Les ampoules, les imprimantes, les visseuses/dévisseuses, les balances à pile, les bouilloires, les collants, etc. Pourquoi ces produits, et bien d’autres tombent-ils en panne, se détraquent-ils, sont irréparables si vite? Comment ça « Ca reviendrait plus cher de le faire réparer que d’en acheter un neuf »?

Et pas question de « bon vieux temps »: je ne suis pas si vieille.

Eh bien, c’est fait exprès, tout simplement. J’ai vu hier soir le documentaire didactique et fascinant de Cosima Dannoritzer « The light bulb conspirancy. »

Nous sommes victimes de l’obsolescence programmée.

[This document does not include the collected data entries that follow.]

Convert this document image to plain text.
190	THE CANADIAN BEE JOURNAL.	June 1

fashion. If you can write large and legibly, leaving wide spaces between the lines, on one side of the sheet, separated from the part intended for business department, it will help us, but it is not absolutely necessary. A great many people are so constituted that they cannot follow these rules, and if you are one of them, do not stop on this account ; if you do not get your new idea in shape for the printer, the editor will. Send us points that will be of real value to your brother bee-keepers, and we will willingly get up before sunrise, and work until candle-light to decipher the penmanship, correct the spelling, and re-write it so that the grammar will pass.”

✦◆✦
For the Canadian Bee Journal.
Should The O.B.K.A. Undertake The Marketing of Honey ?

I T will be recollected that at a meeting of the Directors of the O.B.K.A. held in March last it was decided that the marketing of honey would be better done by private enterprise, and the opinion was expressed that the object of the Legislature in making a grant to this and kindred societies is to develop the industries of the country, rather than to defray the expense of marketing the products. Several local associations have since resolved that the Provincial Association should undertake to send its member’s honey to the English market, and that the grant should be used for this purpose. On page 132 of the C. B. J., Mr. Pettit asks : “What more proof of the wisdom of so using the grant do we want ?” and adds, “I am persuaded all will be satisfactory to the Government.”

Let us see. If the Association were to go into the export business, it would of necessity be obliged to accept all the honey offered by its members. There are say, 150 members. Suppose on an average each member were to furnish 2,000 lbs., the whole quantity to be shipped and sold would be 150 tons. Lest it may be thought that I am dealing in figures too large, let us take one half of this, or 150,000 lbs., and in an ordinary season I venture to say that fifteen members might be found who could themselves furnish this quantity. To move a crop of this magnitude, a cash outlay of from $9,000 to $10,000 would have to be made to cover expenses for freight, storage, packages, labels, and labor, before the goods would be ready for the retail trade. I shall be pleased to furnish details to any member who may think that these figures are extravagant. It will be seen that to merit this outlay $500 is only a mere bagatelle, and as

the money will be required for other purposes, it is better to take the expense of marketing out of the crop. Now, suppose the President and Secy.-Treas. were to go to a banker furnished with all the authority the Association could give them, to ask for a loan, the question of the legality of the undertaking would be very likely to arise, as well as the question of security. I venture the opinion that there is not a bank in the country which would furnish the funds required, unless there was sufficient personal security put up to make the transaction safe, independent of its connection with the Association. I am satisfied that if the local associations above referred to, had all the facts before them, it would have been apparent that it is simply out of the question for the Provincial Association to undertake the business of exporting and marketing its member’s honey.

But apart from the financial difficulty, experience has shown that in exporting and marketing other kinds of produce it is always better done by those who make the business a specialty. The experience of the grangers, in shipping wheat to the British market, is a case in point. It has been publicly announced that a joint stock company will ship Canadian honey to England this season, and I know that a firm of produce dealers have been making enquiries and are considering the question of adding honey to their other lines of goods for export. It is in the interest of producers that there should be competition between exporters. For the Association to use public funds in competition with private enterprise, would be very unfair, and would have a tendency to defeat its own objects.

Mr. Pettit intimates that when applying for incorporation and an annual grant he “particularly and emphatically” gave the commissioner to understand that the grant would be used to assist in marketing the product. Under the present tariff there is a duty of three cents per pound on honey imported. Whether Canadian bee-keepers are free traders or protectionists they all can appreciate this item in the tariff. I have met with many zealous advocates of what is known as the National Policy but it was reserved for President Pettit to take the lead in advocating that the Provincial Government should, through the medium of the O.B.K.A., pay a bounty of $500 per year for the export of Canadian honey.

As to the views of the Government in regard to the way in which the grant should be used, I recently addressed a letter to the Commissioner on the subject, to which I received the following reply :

« L’obsolescence programmée, dit Wikipedia, regroupe l’ensemble des techniques visant à réduire la durée de vie ou d’utilisation d’un produit afin d’en augmenter le taux de remplacement. Cette stratégie n’est pas sans risques : elle implique un effort de recherche et développement, n’allant pas toujours dans le sens d’une amélioration du produit. » Pardon?! N’allant jamais dans le sens d’une amélioration des produits, oui! Sans parler des ententes entre industriels, sur le dos des consommateurs (Osram, Philips…). Et des procès gagnés à grands coups de transactions financières pour faire taire les plaignants (n’est-ce pas, Apple?). C’est révoltant.

Je sais que ma copine A. me traite en souriant de technophobe et mon mari de « Vania » (en allusion au personnage de ce livre extraordinaire « pourquoi j’ai mangé mon père« ).

Mais je proteste, c’est tout. Je ne veux pas changer quelque chose qui fonctionne encore pour un modèle plus récent. Je ne veux pas plus d’électronique que nécessaire. Je ne veux pas me sentir poussée à « upgrader » ci ou ça. Tant pis si j’ai l’air ringard avec mon vieux téléphone portable. Je ne veux pas me laisser influencer par la publicité. A chaque fois que je peux, je choisis le matériel recyclable au détriment du plastique. Le mécanique au détriment de l’électronique. Et, tant que j’y suis, l’européen au détriment de l’asiatique, mais ça, c’est pour sauver ce qui reste de nos emplois.

Zut à l’obsolescence programmée:les conséquences sont trop lourdes (au fait, le beau ciel bleu, sur la photo, c’est celui du Ghana).